Under prevailing circumstances, Palestinian Authority Prime Minister Salam Fayyad’s unilateral state-building plan is the best option available for all those truly concerned with advancing a two-state solution that maintains Israel as a Jewish and democratic state. Not only must Fayyad succeed in the coming year, but the international community must endorse and recognize his achievement and encourage Israel to follow suit.
I say this with a heavy heart. It is not easy for an Israeli to encourage the world to ratify a unilateral Palestinian solution. But after nearly 20 years of trying, it should be clear that neither the Israeli nor the Palestinian leadership is capable of agreeing on a negotiated two-state solution. The current Netanyahu government in Israel, with its heavy right-wing bias and its focus on creating unilateral Israeli "facts on the ground", is almost certainly not a candidate for working productively with the Palestinians toward an independent Palestinian state. Perhaps most important, in view of growing frustration with the failure of negotiations, the Fayyad plan is the best non-negotiated solution we Israelis could conceivably ask for.
Fayyad’s effort is the first Palestinian state-building success since the Oslo process began in 1993. For the first time, Palestinians are delivering on security, the creation of governing institutions and the systematic suppression of corruption. It is now clear that such an effort was impossible under the rule of the late Yasser Arafat, where violence was endemic and billions in aid funds went down the drain. It is also clear that Fayyad’s effort is possible, despite the constraint of Israel’s ongoing settlement-building, thanks to the cooperation of the Israeli security establishment and broad international financial and technical-professional support.
Fayyad, who has little or no grassroots political support, is clearly dependent on the backing of President Mahmoud Abbas to maintain the momentum of his efforts. We can only hope that the vicissitudes of Palestinian politics do not undermine them in the year-and-a-half remaining for the Fayyad plan to run its course. It is also critical that during this time Fayyad clarify for us what he intends to do with his unilateral state structure. Until recently he declared that, in the absence of Israeli-Palestinian agreement on a two-state solution by August 2011, the Palestinians would ask the United Nations Security Council to recognize the new state. But at the Herzliya Conference in Israel a little over a month ago, he told an Israeli and international audience that the fait accompli of a Palestinian state in the summer of 2011 would serve merely to pressure the parties to reach agreement.
Frankly, I prefer the first option of Security Council recognition. The second option is likely to prove as useless as all previous efforts to persuade the parties to make the necessary negotiating concessions. We saw with Abbas’ rejection of PM Ehud Olmert’s extraordinary 2008 peace offer that the Palestinian president is incapable of bending on the core issues. As for Netanyahu, his commitment to a two-state solution is belied by the coalition company he keeps and–even when he’s more careful about the timing so as not to embarrass visiting American dignitaries–the settlements he builds.

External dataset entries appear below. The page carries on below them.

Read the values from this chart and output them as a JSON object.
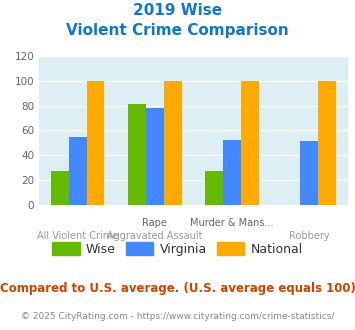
{
  "title_line1": "2019 Wise",
  "title_line2": "Violent Crime Comparison",
  "wise": [
    27,
    81,
    27,
    0
  ],
  "virginia": [
    55,
    78,
    52,
    51
  ],
  "national": [
    100,
    100,
    100,
    100
  ],
  "wise_color": "#66bb00",
  "virginia_color": "#4488ff",
  "national_color": "#ffaa00",
  "ylim": [
    0,
    120
  ],
  "yticks": [
    0,
    20,
    40,
    60,
    80,
    100,
    120
  ],
  "bg_color": "#ddeef5",
  "title_color": "#1177cc",
  "top_labels": [
    "",
    "Rape",
    "Murder & Mans...",
    ""
  ],
  "bottom_labels": [
    "All Violent Crime",
    "Aggravated Assault",
    "",
    "Robbery"
  ],
  "footer_text": "Compared to U.S. average. (U.S. average equals 100)",
  "footer_color": "#cc4400",
  "credit_text": "© 2025 CityRating.com - https://www.cityrating.com/crime-statistics/",
  "credit_color": "#888888",
  "bar_width": 0.23
}
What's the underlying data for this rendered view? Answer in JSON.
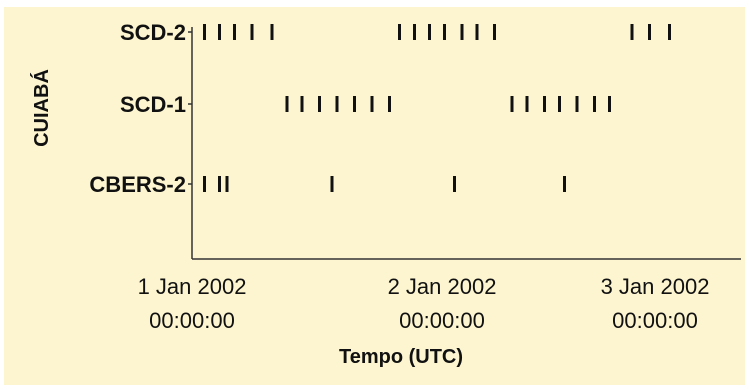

Meanwhile, time and international patience are running out.
Here’s what the option of Security Council recognition of Fayyad’s emerging creation appears to offer Israel: a Palestinian state within the 1967 borders, partially occupied by Israel. De facto, the new state does not control most of its territory; it exercises no control at all in the Gaza Strip. Israel is confronted by the entire international community with the demand to negotiate a phased, orderly withdrawal to the 1967 lines or equivalent borders–something recent Israeli governments have in any case agreed to do. It has to make space for a Palestinian capital in Jerusalem–a sine qua non for any viable agreement. It can condition its withdrawal on the implementation of reasonable security arrangements.
But Israel does not have to confront unacceptable Palestinian demands regarding the right of return and the Temple Mount and Holy Basin in Jerusalem in order for this Palestinian state to come into existence. Those issues are no longer preconditions; they will remain in contention–but between Israel and a sovereign Palestinian state that has to behave very differently from a liberation movement. Nor will Israel be held responsible for the divide between the new state in the West Bank and the land it claims from Hamas-ruled Gaza. Whether there are one or two Palestinian states becomes Palestinian business.
Make no mistake: the emergence of an internationally recognized Palestinian state in the West Bank will not officially end the conflict in the sense of resolving all claims. But it could create an entirely new and far more stable two-state reality based on Palestinian efforts, Israeli readiness to negotiate the territorial issue based on the 1967 border–but only the territorial issue–and international recognition.
True, international recognition of the Fayyad plan effectively ends the Oslo accords, which require that neither side take such unilateral measures. A truly irresponsible Israeli government could respond by annexing those areas of the West Bank, some 60 percent, that lie beyond the autonomy borders. That’s why it behooves the international community to embrace this issue now and point out to Netanyahu that this is the best deal he will ever get.